Salı, Ocak 11, 2011

Durgun su.















Yaşamakla dolan zihnim, yazmakla boşalıyor. Küçük şeylerle mutlu olamıyorum ama aslında bu büyük bir şey, yani yazmak, kelimeleri örmek, sonra okurken sökmek için, kendi ipim, urganımla, harflere tutunmak, ta ki kopana kadar, yere yığılınca yeniden ucunu bulup, ayrıştırıp, başlamak.

Neyin doğru olduğunu bulmaya çalışmak, çok zaman alıyor artık. Koltuğa yığılan bedenim, günü, insanları ve olayları kendi kaderlerine ve seçimlerine bırakıyor. Kurallar, hedefler, kazanılacak başarılar, tırmanırken basılacak omuzlar, kanayan yaradan beslenecek dimağlar, pek çoğunun sabah uyanma sebebi olmakta.

Birilerini de mutlu edebilmek hafifletmiyor bu ağırlıkların altında doğrulmaya çalışırken. Sıralanan sorularla boğuşmaktansa nötr bir siluete dönüşmeyi tercih ediyor insan ve bu ruh hali gittikçe içine yerleşiyor, hissiyat azalıyor, kendi kendine işlemeye dewam ediyor ki, sen o musun, kendin hangisiydin, ayırt etmek zorlaşıyor.

Yaşam dolduruyor, doyuruyor, ancak açlık bitmiyor. Değişen yenilenen hücreler, sürekli beslenmek istiyor ve çeşitlenen ihtiyaçlar yüzünden, doymak imkansızlaşıyor, yeteri kadar ölçüler sapıyor, insan dili dışarıda yola düşmüş bir kurttan da daha acizleşebiliyor.

Bir şeyi gerçekten istediğim anı hissettiğim zaman dilimine bayılıyorum diğer taraftan.
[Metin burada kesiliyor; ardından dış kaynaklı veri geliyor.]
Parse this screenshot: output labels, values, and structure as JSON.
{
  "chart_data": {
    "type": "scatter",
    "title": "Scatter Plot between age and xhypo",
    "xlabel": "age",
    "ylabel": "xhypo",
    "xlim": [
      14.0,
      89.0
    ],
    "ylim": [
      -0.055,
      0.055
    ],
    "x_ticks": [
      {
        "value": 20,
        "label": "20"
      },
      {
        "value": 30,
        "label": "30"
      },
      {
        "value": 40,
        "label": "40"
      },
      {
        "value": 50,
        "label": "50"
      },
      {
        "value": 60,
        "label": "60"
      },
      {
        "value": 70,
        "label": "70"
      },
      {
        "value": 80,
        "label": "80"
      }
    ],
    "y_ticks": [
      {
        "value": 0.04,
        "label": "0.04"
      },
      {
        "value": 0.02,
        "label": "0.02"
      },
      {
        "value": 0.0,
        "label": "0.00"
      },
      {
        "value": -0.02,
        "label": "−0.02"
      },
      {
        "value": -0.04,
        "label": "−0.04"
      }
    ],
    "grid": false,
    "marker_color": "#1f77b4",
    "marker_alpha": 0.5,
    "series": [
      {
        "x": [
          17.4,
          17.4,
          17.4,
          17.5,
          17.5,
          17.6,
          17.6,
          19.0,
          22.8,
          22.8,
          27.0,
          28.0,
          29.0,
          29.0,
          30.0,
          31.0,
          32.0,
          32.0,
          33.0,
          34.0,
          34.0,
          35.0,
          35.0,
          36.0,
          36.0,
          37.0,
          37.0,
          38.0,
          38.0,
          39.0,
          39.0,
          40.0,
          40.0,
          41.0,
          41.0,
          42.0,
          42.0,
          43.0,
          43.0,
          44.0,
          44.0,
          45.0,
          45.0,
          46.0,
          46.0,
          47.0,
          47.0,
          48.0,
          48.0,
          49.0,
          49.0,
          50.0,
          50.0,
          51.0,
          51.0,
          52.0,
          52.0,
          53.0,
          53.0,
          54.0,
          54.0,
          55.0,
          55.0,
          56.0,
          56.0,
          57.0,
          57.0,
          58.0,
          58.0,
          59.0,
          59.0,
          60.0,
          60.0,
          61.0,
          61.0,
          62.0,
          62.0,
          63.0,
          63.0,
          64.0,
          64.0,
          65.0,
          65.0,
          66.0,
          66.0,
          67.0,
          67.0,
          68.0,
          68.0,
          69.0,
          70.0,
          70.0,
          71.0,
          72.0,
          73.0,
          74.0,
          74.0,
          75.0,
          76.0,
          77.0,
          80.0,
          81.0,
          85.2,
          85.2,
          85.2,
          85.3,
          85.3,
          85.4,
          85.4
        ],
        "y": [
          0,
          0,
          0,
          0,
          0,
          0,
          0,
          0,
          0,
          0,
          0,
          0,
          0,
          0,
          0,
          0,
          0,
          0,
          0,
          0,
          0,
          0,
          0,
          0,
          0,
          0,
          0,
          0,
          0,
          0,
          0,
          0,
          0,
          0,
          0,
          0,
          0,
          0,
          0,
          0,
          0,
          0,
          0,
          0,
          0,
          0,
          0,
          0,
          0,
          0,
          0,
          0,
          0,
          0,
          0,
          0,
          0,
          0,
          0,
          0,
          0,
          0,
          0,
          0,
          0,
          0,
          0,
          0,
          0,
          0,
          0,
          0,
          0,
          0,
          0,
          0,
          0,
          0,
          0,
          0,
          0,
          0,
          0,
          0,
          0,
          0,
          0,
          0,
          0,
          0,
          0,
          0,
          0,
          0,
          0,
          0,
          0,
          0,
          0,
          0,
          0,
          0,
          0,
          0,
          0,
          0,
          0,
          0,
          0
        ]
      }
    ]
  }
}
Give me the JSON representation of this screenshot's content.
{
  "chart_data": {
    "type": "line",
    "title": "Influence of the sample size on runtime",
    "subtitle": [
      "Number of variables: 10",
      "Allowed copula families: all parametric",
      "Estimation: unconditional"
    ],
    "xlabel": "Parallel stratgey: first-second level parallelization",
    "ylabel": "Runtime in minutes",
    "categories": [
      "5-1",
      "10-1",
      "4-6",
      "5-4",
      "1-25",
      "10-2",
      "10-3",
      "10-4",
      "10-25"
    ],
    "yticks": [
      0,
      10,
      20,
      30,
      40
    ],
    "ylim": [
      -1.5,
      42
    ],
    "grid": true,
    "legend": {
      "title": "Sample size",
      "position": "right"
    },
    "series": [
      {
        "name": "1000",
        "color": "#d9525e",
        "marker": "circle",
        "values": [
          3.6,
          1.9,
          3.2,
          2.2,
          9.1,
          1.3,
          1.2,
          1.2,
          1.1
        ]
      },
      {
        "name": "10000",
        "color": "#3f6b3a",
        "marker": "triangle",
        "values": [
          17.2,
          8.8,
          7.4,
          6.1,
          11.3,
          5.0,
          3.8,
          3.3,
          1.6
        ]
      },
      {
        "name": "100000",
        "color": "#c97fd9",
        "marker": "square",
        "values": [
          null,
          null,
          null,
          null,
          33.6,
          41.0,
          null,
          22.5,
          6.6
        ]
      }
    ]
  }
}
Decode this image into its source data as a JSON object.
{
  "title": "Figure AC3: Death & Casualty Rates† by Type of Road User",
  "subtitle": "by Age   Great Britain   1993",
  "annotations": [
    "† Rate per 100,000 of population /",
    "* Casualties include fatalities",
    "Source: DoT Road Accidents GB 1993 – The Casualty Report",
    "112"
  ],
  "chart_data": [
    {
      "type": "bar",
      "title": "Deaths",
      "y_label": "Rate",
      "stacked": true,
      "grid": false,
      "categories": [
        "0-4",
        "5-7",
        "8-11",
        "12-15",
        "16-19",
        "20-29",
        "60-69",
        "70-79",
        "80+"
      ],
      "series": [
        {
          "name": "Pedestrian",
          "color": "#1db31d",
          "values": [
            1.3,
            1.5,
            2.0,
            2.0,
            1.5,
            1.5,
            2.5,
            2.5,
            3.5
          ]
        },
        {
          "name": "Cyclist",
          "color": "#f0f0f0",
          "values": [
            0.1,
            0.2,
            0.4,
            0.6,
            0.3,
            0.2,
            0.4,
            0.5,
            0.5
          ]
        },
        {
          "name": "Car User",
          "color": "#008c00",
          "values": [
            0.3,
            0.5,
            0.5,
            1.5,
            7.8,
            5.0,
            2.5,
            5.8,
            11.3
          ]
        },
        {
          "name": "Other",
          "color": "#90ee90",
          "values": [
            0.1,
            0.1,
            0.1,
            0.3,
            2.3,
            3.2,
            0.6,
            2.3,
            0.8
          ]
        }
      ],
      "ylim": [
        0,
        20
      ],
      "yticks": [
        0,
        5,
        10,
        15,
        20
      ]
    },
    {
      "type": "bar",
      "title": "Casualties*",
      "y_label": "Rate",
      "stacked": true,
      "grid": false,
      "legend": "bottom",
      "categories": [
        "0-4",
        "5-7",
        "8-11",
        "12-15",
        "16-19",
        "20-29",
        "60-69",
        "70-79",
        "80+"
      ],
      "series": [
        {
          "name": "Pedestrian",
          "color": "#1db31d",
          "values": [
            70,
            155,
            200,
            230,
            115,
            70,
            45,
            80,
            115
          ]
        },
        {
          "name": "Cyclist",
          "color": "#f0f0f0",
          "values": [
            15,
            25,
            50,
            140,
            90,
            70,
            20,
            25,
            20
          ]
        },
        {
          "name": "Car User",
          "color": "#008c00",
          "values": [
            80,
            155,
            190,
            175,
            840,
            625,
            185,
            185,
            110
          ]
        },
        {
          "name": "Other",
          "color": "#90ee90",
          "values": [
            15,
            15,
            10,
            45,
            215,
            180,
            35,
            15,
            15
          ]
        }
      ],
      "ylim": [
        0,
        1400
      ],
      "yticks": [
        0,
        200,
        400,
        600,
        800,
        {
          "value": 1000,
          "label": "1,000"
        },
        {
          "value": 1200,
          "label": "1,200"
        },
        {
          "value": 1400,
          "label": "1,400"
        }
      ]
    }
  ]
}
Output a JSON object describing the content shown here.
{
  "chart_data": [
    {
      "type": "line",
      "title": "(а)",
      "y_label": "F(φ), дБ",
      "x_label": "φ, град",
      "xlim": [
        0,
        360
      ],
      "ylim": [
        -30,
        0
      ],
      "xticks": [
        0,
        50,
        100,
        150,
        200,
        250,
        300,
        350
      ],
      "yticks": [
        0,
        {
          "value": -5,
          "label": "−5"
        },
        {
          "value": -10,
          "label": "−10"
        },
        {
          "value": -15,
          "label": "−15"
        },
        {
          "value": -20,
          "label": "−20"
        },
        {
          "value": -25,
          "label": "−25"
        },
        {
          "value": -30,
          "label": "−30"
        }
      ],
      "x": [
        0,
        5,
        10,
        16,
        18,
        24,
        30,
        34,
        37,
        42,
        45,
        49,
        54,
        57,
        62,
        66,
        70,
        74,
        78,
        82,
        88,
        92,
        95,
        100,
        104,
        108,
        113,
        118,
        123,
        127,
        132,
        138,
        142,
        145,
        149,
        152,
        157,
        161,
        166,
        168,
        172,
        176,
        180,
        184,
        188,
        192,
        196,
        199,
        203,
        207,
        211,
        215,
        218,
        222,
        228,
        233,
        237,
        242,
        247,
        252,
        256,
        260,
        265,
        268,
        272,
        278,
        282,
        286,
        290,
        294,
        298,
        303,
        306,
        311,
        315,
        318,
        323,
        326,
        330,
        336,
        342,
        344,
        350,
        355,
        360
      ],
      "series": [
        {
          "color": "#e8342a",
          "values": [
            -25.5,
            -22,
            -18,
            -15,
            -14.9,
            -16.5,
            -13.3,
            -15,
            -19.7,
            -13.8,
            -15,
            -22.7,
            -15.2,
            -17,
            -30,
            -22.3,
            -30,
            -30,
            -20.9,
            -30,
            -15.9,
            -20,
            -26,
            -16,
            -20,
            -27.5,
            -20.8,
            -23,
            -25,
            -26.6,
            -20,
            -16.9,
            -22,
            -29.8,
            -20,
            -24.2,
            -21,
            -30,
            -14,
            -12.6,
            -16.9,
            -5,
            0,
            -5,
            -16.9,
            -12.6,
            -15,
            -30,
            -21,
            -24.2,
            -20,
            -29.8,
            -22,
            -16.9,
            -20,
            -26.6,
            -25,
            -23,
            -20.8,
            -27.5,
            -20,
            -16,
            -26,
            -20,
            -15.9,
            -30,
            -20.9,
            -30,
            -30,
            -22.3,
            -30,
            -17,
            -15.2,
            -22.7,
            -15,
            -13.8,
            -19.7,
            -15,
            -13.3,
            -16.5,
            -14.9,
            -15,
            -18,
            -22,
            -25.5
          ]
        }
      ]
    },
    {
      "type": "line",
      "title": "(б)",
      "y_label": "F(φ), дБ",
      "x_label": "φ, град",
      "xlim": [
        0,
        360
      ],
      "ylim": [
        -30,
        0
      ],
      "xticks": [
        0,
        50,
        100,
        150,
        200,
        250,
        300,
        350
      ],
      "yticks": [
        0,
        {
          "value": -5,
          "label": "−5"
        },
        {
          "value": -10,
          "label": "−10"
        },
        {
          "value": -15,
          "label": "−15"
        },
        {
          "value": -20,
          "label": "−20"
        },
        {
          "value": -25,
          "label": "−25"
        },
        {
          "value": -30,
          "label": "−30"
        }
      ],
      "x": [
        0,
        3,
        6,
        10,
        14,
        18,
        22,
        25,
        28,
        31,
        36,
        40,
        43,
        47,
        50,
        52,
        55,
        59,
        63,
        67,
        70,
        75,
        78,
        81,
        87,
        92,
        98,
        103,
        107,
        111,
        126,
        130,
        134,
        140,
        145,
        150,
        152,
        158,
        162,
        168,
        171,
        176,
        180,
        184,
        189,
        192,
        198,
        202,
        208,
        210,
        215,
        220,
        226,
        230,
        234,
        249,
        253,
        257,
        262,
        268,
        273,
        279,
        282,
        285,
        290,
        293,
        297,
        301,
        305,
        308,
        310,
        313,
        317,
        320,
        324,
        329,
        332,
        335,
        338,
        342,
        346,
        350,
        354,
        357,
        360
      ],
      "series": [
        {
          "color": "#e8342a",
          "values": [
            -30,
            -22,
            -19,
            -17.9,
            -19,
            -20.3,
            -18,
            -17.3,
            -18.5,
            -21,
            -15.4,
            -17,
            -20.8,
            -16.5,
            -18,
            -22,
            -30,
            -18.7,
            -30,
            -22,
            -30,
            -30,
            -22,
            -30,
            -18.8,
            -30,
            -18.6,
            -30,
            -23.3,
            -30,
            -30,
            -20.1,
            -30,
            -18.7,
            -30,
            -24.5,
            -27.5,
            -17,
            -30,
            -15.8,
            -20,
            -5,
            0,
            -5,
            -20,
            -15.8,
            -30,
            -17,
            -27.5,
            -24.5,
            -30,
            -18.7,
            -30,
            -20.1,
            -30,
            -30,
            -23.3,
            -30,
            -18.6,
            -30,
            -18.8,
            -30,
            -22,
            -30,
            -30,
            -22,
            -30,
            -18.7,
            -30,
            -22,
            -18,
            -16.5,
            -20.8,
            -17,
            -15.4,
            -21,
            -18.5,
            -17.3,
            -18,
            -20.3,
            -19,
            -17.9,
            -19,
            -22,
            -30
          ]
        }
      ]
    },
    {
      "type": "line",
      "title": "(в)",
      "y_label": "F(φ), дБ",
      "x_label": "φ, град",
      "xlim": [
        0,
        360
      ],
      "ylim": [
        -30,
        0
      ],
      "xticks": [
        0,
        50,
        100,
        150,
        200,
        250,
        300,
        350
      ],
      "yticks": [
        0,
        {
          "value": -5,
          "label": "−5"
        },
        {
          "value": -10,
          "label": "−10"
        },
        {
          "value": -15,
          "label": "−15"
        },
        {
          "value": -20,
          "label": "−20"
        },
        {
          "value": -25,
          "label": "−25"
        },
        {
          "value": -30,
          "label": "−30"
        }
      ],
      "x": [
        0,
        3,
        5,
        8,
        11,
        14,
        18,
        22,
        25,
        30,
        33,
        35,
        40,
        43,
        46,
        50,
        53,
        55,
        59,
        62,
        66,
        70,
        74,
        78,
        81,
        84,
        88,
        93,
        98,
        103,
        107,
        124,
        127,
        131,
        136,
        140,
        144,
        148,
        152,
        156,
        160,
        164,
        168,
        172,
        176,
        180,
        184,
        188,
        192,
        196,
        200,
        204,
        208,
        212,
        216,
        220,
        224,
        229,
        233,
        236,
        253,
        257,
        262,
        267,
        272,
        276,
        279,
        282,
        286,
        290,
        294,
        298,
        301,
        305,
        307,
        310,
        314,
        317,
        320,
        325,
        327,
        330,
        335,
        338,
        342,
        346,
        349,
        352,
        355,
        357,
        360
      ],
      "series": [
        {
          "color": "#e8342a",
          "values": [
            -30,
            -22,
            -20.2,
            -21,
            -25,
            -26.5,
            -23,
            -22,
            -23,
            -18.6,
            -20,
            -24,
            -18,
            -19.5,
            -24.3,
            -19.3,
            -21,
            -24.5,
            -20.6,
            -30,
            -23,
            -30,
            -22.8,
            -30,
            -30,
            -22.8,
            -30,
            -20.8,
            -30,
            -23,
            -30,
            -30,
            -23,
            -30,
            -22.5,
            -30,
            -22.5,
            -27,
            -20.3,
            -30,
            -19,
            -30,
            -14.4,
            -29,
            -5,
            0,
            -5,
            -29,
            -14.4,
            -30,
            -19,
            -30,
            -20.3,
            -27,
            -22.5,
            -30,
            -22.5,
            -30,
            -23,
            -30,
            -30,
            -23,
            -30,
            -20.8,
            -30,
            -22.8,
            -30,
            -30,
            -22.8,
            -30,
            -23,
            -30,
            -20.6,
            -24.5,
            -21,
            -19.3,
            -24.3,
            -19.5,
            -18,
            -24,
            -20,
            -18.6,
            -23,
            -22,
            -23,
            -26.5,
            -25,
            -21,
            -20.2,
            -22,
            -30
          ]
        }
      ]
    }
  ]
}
Benim için o anda gerçek göğe yükseliyor, kıyımdan köşemden yükselen sesler susuyor, kırbaçlar şaklıyor, yağmur sele dönüşüyor, davullar kıyasıya gümbürdüyor hatta. Emin olmak, inanmak, kendin olduğun, huzurlu olduğun düşüncesini yüreğine perçinliyor, göze alabilmek kelimesi anlamını yitirirken, gözden çıkarılacak pek çok değer, anlamını yeniden kazanıyor.

Yol, bitmek bilmiyor.

...

1 Comments:

Blogger Bâd-ı Sabâ said...

Yol bitmek bilmiyor derken konuyu çok güzel bağlamışsınız her cümlesi eli öpülesi.